Feeder Bands The outer bands of the hurricane that reach the furthest away from the storm. These are not as strong as the storms that are closer to the center.
FEMA Federal Emergency Management Agency. A government entity of the Department of Homeland Security designed to provide disaster response when an area’s local and state relief is overwhelmed.
Forecast Cone The cone that shows a probable path that a hurricane may take based on computer models and historical information. It is only a probability, not a definite path that the storm will take.
Hunker Down Take shelter or hide out. Also known as a drinking game, every time a news anchor or weather forecaster says “hunker down” you take a shot.
Hurricane Season June 1 – November 30. The most common time of the year for hurricanes to form in the North Atlantic Basin. Storms can develop outside of this timeframe.
Hurricane Shelter A large, well-constructed building designated to house those who evacuate their home. These fill up fast, and are not comfortable, but are safer than staying home.
Invest Invest is short for investigation. This is an area that the National Hurricane Center is watching for potential development and will start collecting data about it.
Major Hurricane Any hurricane reaching Category 3 or higher is considered a major hurricane because they have the potential for major damage and loss of life.
Mandatory Evacuation A mandatory evacuation does not mean that you must leave your home. But it does mean that public service officials and emergency response teams will not respond to calls. You have to plan to be on your own during the storm and at least 72 hours after.
Maximum Sustained Winds The average highest wind speed recorded about 33 feet above the surface over at least a one minute period.
NHCNational Hurricane Center. Located in SE Florida, responsible for tracking and predicting tropical weather systems.
NOAANational Oceanic and Atmospheric Administration. American scientific agency focused on ocean and atmosphere conditions.
NWS National Weather Service. A division of NOAA that is responsible for warnings in the US and it’s territories of any water, hydrologic, and climate forecasts that could that could threaten life and/or property.
Point of Landfall When any storm moves over land after being on the water. For a hurricane, this is when/where the center of the storm (usually the eye) moves onto land.

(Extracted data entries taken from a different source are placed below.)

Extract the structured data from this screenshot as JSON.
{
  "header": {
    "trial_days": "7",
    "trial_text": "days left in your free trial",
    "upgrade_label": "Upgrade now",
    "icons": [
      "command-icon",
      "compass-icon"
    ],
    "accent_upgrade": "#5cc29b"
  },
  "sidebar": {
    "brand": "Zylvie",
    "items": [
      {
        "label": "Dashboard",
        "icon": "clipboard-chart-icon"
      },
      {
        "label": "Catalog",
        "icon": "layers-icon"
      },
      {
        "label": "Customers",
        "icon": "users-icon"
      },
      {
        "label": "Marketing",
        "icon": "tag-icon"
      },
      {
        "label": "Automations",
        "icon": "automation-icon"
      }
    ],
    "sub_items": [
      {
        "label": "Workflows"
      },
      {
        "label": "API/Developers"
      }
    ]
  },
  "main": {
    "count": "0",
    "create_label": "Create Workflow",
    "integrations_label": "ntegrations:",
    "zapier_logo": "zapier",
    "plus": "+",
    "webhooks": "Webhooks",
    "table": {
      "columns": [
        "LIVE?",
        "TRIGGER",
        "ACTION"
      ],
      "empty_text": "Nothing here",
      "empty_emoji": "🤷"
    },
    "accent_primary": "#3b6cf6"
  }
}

Price Gouging The price of a necessary item is unethically raised because the seller knows it will be in high demand. This often happens before and after a hurricane when store owners raise the prices of water, food, gas, etc. There are laws currently in 34 states against price gouging.
Rainbands See feeder bands
Saffir-Simpson Scale The scale developed to gauge how strong a hurricane is, based on wind speed. They are classified by categories 1-5 with 5 being the worst. This only accounts for wind speed, and is meant to be an indicator of potential damage. It does not include storm surge or rainfall amounts.

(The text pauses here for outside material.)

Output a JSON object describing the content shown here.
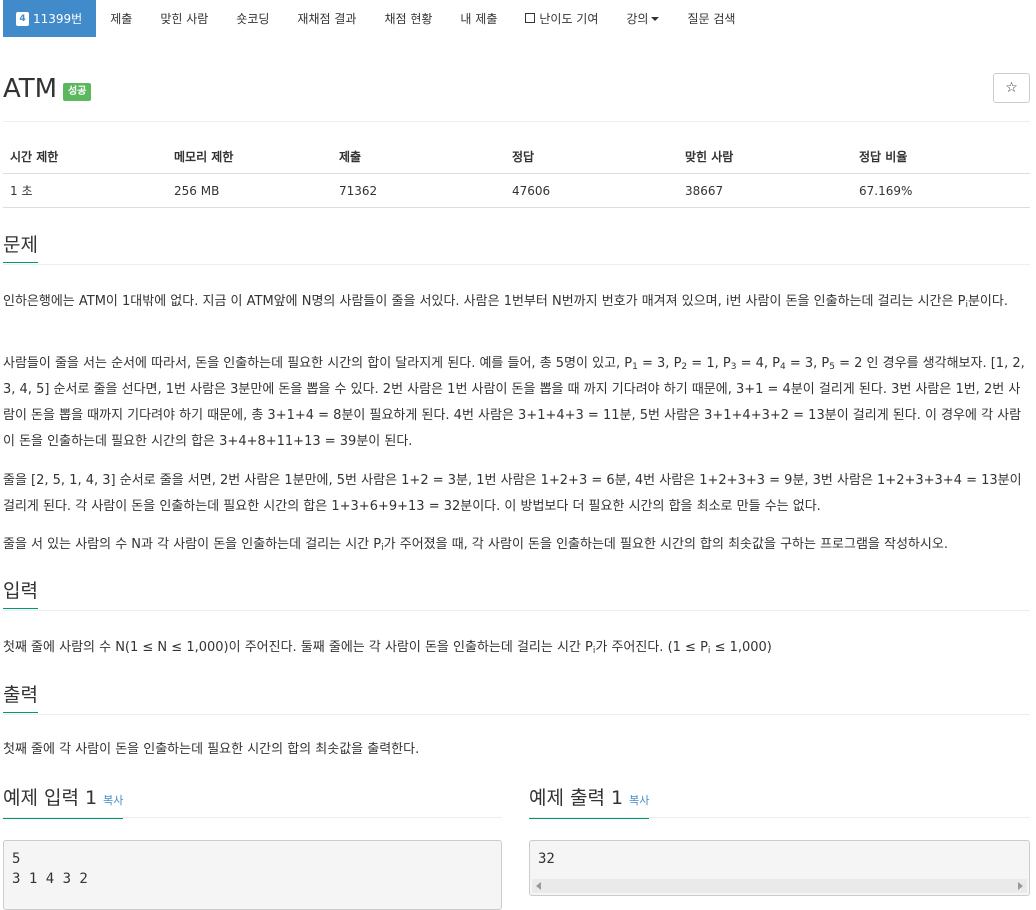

State of Emergency In relation to a hurricane, usually activated by a mayor or state governor. This orders government agencies, such as FEMA, to use their resources to help a disaster area and implement any emergency plans.

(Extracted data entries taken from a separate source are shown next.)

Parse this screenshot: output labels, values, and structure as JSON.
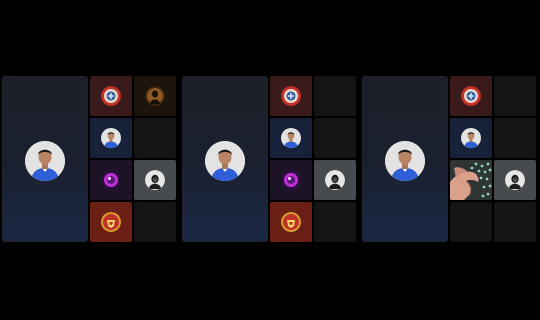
{
  "panels": [
    {
      "main_avatar_icon": "player-avatar-icon",
      "grid": [
        [
          "club-crest-icon",
          "dark-avatar-icon"
        ],
        [
          "player-avatar-icon",
          "empty"
        ],
        [
          "purple-glow-icon",
          "hooded-avatar-icon"
        ],
        [
          "manchester-united-crest-icon",
          "empty"
        ]
      ]
    },
    {
      "main_avatar_icon": "player-avatar-icon",
      "grid": [
        [
          "club-crest-icon",
          "empty"
        ],
        [
          "player-avatar-icon",
          "empty"
        ],
        [
          "purple-glow-icon",
          "hooded-avatar-icon"
        ],
        [
          "manchester-united-crest-icon",
          "empty"
        ]
      ]
    },
    {
      "main_avatar_icon": "player-avatar-icon",
      "grid": [
        [
          "club-crest-icon",
          "empty"
        ],
        [
          "player-avatar-icon",
          "empty"
        ],
        [
          "hand-photo",
          "hooded-avatar-icon"
        ],
        [
          "empty",
          "empty"
        ]
      ]
    }
  ],
  "colors": {
    "background": "#000000",
    "main_tile_top": "#1c1f27",
    "main_tile_bottom": "#1a2844",
    "jersey_blue": "#2f5fd6",
    "crest_red": "#c0312a",
    "crest_gold": "#d8a02b"
  }
}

Storm Surge Very quick-rising flood waters usually along the coast when waters are pushed inland by the wind and force of a hurricane. Most of the casualties during a hurricane are the result of the storm surge.
Tropical Depression An area of disturbance that has a defined circulation, with maximum sustained winds less than 39mph.
Tropical DisturbanceA weather system with some organization and rotation that stays together for at least 24 hours.
Tropical Storm An area of organized thunderstorms with rotation and a maximum sustained wind speed between 39-73mph. When a disturbance becomes a tropical storm, it is also given a name.
Tropical Wave A small storm, usually developing in a straight line North-South, that moves off the coast of Africa and into the tropics. As it moves, it is watched for development into a tropical disturbance.
Voluntary Evacuation Precautionary measures taken by individuals or government issued well in advance of a perceived danger. During a voluntary evacuation there won’t be any special traffic control or transportation changes made, such as in a mandatory evacuation.